Fleiß und Disziplin bilden die Grundlage seines Erfolgs. Straßner ist ein konservativer Mensch, pünktlich und zuverlässig. „Er sah aus wie ein Beamter“, sagte Schauspielerin Ilse Neubauer einmal über ihn. Auch mit zunehmender Berühmtheit bleibt Straßner bescheiden. In seiner Freizeit werkelt er im Garten oder unternimmt lange Wanderungen. „Es ist mir ein Bedürfnis zu gehen“, sagte er. Bis zu 15 Kilometer schafft er an einem Tag, zu Hause in seinem kleinen Arbeitszimmer stapelten sich Landkarten. Fritz Straßners Wandertipps im Radio sind damals legendär.

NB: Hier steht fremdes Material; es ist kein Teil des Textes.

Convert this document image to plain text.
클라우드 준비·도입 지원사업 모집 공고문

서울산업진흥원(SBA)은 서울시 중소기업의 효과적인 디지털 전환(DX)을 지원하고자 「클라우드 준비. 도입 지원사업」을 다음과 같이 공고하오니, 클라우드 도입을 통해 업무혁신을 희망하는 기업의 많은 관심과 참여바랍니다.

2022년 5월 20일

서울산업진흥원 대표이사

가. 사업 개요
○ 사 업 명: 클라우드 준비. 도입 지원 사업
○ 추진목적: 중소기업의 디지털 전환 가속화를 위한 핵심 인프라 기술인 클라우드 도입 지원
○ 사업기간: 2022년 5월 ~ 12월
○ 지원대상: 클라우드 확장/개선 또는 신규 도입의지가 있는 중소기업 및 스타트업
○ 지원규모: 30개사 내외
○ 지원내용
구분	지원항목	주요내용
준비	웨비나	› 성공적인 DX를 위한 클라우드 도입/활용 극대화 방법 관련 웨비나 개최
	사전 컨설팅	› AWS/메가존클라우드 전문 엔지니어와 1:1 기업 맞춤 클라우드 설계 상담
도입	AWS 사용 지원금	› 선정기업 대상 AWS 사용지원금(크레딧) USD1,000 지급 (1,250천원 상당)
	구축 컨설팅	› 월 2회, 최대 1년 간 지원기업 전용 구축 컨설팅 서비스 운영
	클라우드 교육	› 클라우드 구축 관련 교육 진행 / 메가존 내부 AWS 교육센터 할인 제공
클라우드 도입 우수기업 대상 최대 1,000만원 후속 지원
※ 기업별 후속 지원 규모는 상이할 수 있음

Er wählte seine Rollen sorgfältig

Die Popularität, die ihm vor allem sein Paradepart als „Brandner Kasper“ beschert, ermöglicht ihm, sich die Rollen auszusuchen. Mit dem modernen, experimentellen Theater kann er wenig anfangen. Fritz Straßner hat seine eigenen Vorstellungen von Qualität, zum Beispiel spielt er unter der Regie von Peter Zadek. Dennoch hadert er zunehmend mit seinem Beruf, kritisiert die seiner Ansicht nach immer seichteren Rollen und stört sich am Privatfernsehen. 1990 erkrankt der Schauspieler an Krebs, wird mehrmals operiert, dazwischen geht er eisern seiner Arbeit nach. Nach und nach fühlt er sich besser, doch am Morgen des 7. Februar 1993 wacht der 73-Jährige nicht mehr auf. „Er hat mir immer gefehlt, bei jeder Vorstellung“, sagte „Boandlkramer“ Toni Berger über den Verlust seines langjähriger Bühnenpartners. Der Tod lässt nur im Theater mit sich reden.